La notizia è passata in sordina, ma nel 2018 la Corte costituzionale ha cancellato il divieto di sindacalizzazione dei militari. Abbiamo dunque vissuto per settant’anni in una grave condizione di incostituzionalità di fatto.

L’ordinamento delle Forze armate non si è mai informato allo spirito democratico della repubblica.

Dopo questa svolta epocale, però, le forze più retrive di questo Paese si sono coalizzate per sterilizzare la storica sentenza n. 120/2018 – e sabotare così la sindacalizzazione delle forze armate, con l’approvazione di una normativa che limiti oltremodo i poteri dei sindacati e li ponga in qualche modo al guinzaglio dei vertici militari.
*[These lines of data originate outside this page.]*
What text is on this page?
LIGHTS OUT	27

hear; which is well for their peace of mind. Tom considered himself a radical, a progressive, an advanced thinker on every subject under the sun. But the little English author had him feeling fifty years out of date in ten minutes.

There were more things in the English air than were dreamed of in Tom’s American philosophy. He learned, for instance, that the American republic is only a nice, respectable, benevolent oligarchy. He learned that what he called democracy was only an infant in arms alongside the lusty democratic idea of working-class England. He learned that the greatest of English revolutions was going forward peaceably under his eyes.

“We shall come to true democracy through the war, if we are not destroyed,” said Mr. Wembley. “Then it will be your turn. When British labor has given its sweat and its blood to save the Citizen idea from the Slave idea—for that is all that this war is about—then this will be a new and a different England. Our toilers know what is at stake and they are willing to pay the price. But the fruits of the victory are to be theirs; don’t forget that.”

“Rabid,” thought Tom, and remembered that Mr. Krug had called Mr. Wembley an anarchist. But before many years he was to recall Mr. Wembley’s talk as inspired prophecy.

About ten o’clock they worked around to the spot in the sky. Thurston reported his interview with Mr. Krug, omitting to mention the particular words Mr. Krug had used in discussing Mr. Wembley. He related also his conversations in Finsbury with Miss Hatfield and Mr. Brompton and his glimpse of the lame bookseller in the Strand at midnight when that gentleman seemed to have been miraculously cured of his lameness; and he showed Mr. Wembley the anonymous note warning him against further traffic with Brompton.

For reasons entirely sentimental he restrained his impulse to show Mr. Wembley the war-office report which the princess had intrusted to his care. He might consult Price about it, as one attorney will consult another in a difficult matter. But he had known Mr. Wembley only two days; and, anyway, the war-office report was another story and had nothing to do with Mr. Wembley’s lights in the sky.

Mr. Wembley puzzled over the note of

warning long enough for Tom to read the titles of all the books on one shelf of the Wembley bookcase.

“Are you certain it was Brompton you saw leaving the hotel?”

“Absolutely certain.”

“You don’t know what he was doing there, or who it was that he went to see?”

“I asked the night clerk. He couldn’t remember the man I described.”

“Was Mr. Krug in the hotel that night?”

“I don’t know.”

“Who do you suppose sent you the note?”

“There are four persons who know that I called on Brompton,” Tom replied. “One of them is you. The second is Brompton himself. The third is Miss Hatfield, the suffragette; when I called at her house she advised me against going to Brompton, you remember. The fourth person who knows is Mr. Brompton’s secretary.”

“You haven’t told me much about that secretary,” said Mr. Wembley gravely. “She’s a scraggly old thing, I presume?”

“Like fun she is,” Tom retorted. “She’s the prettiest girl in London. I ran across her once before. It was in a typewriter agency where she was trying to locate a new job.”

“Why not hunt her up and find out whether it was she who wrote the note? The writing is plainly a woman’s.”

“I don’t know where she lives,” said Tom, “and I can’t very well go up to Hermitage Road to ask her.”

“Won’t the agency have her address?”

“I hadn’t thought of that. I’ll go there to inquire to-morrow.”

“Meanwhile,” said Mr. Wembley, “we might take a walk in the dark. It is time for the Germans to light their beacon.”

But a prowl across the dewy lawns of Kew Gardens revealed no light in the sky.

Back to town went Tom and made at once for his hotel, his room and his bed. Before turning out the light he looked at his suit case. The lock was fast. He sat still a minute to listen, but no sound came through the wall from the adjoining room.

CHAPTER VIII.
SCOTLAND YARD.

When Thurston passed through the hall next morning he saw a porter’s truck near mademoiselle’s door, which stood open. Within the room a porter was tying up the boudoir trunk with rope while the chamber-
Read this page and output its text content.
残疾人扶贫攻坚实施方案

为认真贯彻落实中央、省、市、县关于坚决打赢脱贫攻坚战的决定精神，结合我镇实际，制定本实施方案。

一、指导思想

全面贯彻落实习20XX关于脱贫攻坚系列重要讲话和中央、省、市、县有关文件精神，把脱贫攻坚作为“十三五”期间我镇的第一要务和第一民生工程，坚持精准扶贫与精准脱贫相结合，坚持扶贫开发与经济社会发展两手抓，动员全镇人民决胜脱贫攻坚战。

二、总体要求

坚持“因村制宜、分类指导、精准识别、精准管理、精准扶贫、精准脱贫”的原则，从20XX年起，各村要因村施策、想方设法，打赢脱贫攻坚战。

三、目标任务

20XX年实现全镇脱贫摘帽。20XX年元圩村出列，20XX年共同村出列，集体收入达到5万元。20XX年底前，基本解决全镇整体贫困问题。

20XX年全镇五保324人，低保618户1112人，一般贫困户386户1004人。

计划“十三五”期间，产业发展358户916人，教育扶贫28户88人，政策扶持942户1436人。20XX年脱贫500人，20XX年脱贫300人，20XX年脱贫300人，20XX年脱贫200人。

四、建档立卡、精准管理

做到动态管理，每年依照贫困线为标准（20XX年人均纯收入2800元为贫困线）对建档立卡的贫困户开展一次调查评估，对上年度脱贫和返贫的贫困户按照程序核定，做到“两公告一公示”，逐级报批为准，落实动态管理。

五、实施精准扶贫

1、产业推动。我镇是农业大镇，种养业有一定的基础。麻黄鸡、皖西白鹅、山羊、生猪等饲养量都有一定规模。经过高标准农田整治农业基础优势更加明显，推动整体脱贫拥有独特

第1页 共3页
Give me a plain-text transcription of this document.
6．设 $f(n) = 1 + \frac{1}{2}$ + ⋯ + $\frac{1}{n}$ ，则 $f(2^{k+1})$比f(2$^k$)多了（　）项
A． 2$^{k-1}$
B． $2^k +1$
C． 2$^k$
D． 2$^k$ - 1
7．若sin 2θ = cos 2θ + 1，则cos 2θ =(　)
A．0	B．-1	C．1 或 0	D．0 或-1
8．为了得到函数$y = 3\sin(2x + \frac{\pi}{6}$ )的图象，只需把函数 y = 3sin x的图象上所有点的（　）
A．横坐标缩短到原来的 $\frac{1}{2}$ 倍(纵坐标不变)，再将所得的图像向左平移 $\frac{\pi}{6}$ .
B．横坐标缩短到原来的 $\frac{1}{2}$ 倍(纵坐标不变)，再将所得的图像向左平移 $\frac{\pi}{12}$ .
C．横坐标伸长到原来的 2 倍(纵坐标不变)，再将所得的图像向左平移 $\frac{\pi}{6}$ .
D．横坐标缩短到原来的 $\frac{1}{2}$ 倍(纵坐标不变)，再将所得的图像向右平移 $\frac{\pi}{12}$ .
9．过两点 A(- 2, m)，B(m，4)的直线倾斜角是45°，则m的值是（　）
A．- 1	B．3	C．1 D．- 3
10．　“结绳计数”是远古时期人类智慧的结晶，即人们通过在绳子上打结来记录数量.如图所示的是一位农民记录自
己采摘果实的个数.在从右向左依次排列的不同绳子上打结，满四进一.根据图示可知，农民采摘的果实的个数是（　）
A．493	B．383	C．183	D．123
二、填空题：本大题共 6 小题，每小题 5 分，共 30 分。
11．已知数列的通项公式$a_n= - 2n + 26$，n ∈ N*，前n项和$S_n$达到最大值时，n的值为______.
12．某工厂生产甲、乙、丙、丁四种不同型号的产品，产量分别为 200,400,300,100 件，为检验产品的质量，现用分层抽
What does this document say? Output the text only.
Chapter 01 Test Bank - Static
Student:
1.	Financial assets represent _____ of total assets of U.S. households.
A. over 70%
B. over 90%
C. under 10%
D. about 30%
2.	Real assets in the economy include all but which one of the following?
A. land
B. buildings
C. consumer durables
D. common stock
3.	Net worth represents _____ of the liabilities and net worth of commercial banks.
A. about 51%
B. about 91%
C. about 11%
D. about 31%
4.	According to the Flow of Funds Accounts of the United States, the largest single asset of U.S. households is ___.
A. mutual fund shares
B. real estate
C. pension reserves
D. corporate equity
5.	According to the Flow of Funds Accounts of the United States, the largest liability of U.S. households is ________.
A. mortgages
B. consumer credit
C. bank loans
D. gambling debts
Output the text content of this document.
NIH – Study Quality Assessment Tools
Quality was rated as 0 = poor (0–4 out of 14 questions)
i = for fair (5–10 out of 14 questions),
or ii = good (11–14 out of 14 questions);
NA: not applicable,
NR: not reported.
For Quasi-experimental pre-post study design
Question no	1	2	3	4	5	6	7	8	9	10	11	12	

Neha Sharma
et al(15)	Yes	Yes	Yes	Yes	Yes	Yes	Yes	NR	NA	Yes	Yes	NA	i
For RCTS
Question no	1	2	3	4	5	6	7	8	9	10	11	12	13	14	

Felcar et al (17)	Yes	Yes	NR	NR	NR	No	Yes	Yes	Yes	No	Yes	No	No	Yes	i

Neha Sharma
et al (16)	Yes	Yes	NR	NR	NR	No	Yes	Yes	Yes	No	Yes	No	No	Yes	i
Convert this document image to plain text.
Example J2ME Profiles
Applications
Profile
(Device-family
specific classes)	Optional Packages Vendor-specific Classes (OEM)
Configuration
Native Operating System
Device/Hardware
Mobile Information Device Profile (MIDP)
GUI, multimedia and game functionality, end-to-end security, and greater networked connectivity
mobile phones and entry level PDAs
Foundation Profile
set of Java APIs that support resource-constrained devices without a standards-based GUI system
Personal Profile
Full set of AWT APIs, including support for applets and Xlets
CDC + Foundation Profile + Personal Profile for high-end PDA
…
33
Il progetto di legge prevede addirittura che le associazioni sindacali siano assoggettate ad autorizzazione preventiva, che può essere ritirata in qualsiasi momento, e che in caso di comportamento antisindacale da parte dell’amministrazione, sia essa stessa ad auto-sanzionarsi.

Dietro tutte queste limitazioni c’è l’interesse dei poteri forti a mantenere il controllo sull’obbedienza dei militari; non solo del fante o dell’alpino, ma anche del Carabinieri e del Finanziere, che sono autorità di polizia giudiziaria e tributaria.

In assenza di sindacati militari la macchina giudiziaria e tributaria, in astratto, rischia di essere etero-guidata[1].

La Germania da diversi anni ha concesso i diritti sindacali ai suoi militari, perché ha imparato la lezione durante i processi di Norimberga, nel corso dei quali la difesa più ricorrente utilizzata dai collegi difensivi degli accusati era costituita da due sole parole: “ordini superiori”.
Infatti, un Presidente di Corte di Cassazione tedesco mai si sognerebbe di scrivere un libro dal titolo: “La Repubblica delle stragi impunite”.

Anche l’evasione fiscale tedesca è meno importante di quella italiana.

Il processo di attuazione della costituzione per settant’anni è rimasto incagliato al terzo comma dell’art. 52.

E c’è chi vuole che le cose restino come stanno!

Cleto Iafrate

Nota
[1] “l mondo militare, tanto noto quanto ignoto, ha un assetto ordinamentale unico nel panorama costi- tuzionalistico. In pochi conoscono veramente come si articola al suo interno l’esercizio del potere e che doveri (e diritti) vi sono per coloro che ne fanno parte. L’interesse che la letteratura giuridica italiana ha mostrato per la materia nell’ultimo trentennio è stato modesto, nonostante le sue innumerevoli implicazioni.
In particolare, il dovere di obbedienza agli ordini – non solo del fante e dell’alpino, ma anche del finanziere e del carabiniere – è un tema a forte connotazione politica la cui disciplina si presenta come cartina di tornasole per testare le inclinazioni autoritarie ovvero liberali del nostro ordinamento giuridico.”